AUSTIN -- Help is going out to the victims in West. The small community of about 2,800 residents is described as tight-knit. Officials say they've seen the community come out in force offering a shoulder for others to lean on.
Officials say the need in West is more emotional than material at this time. Mental health agencies have been deployed along with counselors. The Austin Disaster Relief Network, a group of more than 100 churches, is partnering with Red Cross’ Disaster Assistance Center to provide support. ADRN says their team includes volunteers trained in emotional and spiritual care as well as 50 trained chaplains.
Since much of the community is centered near the fertilizer plant that exploded, many in the town are suffering some sort of loss. Dozens of homes were leveled in the blast. Neighbors rushed to help each other. Their focus centered first on the injured.
“I offered my vehicle. It was parked right there. We loaded up. I could only fit one person at a time. I took three trips. [I drove] two [victims] to Hillcrest [and] one to Providence. The first one was in bad shape,” said Wesley Adcock.
Austin-Travis County EMS sent two of its commanders to West to help coordinate with rescue teams.
The Austin Fire Department also sent a team of seven to join Texas Task Force One.
In Abbott, just five miles to the north of West, donations are pouring in. The school gym was filled with cots, clothing, and food made available to any victims or first responders who need it.
"We did get some first responders this morning they were able to get some food, get some water. One even got some socks," Abbott ISD Superintendent Ricky Edison said.
"The goal is just to ratchet down the level of the trauma to make the turmoil in their minds and hearts decrease just a little," said Susan Martin from Austin Disaster Relief Network.
The volunteers said lending a hand in a time of tragedy is the least they can do.
Willie Nelson, Abbott's most famous native son, announced Thursday that his upcoming concert at The Backyard in Austin will now be a fundraiser for the town of West.

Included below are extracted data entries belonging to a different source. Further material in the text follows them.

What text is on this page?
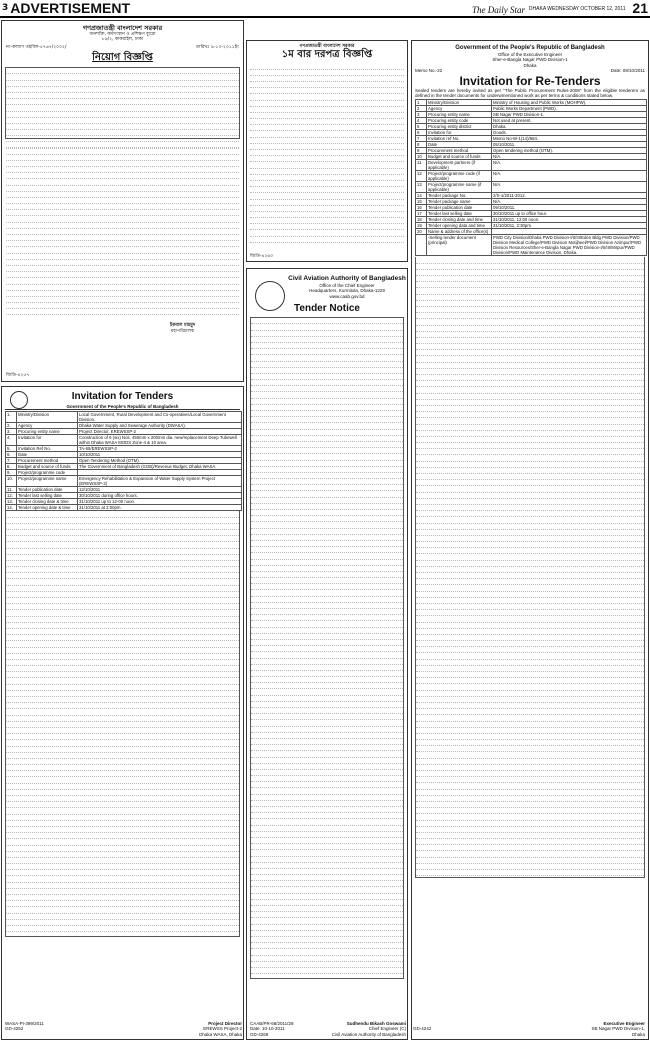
3 ADVERTISEMENT	The Daily Star DHAKA WEDNESDAY OCTOBER 12, 2011 21
গণপ্রজাতন্ত্রী বাংলাদেশ সরকার
জনশক্তি, কর্মসংস্থান ও প্রশিক্ষণ ব্যুরো
৮৯/২, কাকরাইল, ঢাকা
নং-কল্যাণ তহবিল-৫৭৬৭/২০০২/	তারিখঃ ৯-১০-২০১১ইং
নিয়োগ বিজ্ঞপ্তি
ইকবাল মাহমুদ
মহাপরিচালক
জিডি-৪২৫৭
গণপ্রজাতন্ত্রী বাংলাদেশ সরকার
১ম বার দরপত্র বিজ্ঞপ্তি
জিডি-৪২৬০
Civil Aviation Authority of Bangladesh
Office of the Chief Engineer
Headquarters, Kurmitola, Dhaka-1229
www.caab.gov.bd
Tender Notice
CAAB/PR-68/2011/28	Sudhendu Bikash Goswami
Date: 10-10-2011	Chief Engineer (C)
GD-4268	Civil Aviation Authority of Bangladesh
Invitation for Tenders
Government of the People's Republic of Bangladesh
1.	Ministry/Division	Local Government, Rural Development and Co-operatives/Local Government Division.
2.	Agency	Dhaka Water Supply and Sewerage Authority (DWASA).
3.	Procuring entity name	Project Director, EREWSSP-2
4.	Invitation for	Construction of 6 (six) Nos. 450mm x 200mm dia. new/replacement Deep Tubewell within Dhaka WASA MODS Zone-4 & 10 area.
5.	Invitation Ref No.	TA-65/EREWSSP-2
6.	Date	10/10/2011
7.	Procurement method	Open Tendering Method (OTM).
8.	Budget and source of funds	The Government of Bangladesh (GOB)/Revenue Budget, Dhaka WASA.
9.	Project/programme code	
10.	Project/programme name	Emergency Rehabilitation & Expansion of Water Supply System Project (EREWSSP-2)
11.	Tender publication date	12/10/2011
12.	Tender last selling date	30/10/2011 during office hours.
13.	Tender closing date & time	31/10/2011 up to 12-00 noon.
14.	Tender opening date & time	31/10/2011 at 2:00pm.
WASA-PI-399/2011	Project Director
GD-4252	EREWSS Project-2
Dhaka WASA, Dhaka
Government of the People's Republic of Bangladesh
Office of the Executive Engineer
Sher-e-Bangla Nagar PWD Division-1
Dhaka
Memo No.-22	Date: 09/10/2011
Invitation for Re-Tenders
Sealed tenders are hereby invited as per "The Public Procurement Rules-2008" from the eligible tenderers as defined in the tender documents for underwmentioned work as per terms & conditions stated below.
1	Ministry/Division	Ministry of Housing and Public Works (MOHPW).
2	Agency	Public Works Department (PWD).
3	Procuring entity name	SB Nagar PWD Division-1.
4	Procuring entity code	Not used at present.
5	Procuring entity district	Dhaka.
6	Invitation for	Goods.
7	Invitation ref No.	Memo No-W-1(14)/684.
8	Date	05/10/2011.
9	Procurement method	Open tendering method (OTM).
10	Budget and source of funds	N/A.
11	Development partners (if applicable)	N/A.
12	Project/programme code (if applicable)	N/A.
13	Project/programme name (if applicable)	N/A.
14	Tender package No.	2/S-1/2011-2012.
15	Tender package name	N/A.
16	Tender publication date	09/10/2011.
17	Tender last selling date	30/10/2011 up to office hour.
18	Tender closing date and time	31/10/2011, 12:00 noon.
19	Tender opening data and time	31/10/2011, 2:30pm.
20	Name & address of the office(s)	
	-Selling tender document (principal)	PWD City Division/Dhaka PWD Division-I/II/III/Eden Bldg PWD Division/PWD Division Medical College/PWD Division Motijheel/PWD Division Azimpur/PWD Division Resources/Sher-e-Bangla Nagar PWD Division-I/II/III/Mirpur/PWD Division/PWD Maintenance Division, Dhaka.
Executive Engineer
GD-4242	SB Nagar PWD Division-1,
Dhaka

In Central Texas businesses are pulling together to help fill other needs. The Blood Center of Central Texas is taking in donations. The bank says it is in need of O+ and O- blood and platelet donors. The injuries are widespread.
“It was something that I never want to see ever again. There were people hurt everywhere,” said Adcock.
There are also groups accepting donations for victims including water and blankets along with household supplies including clothing, food and baby supplies.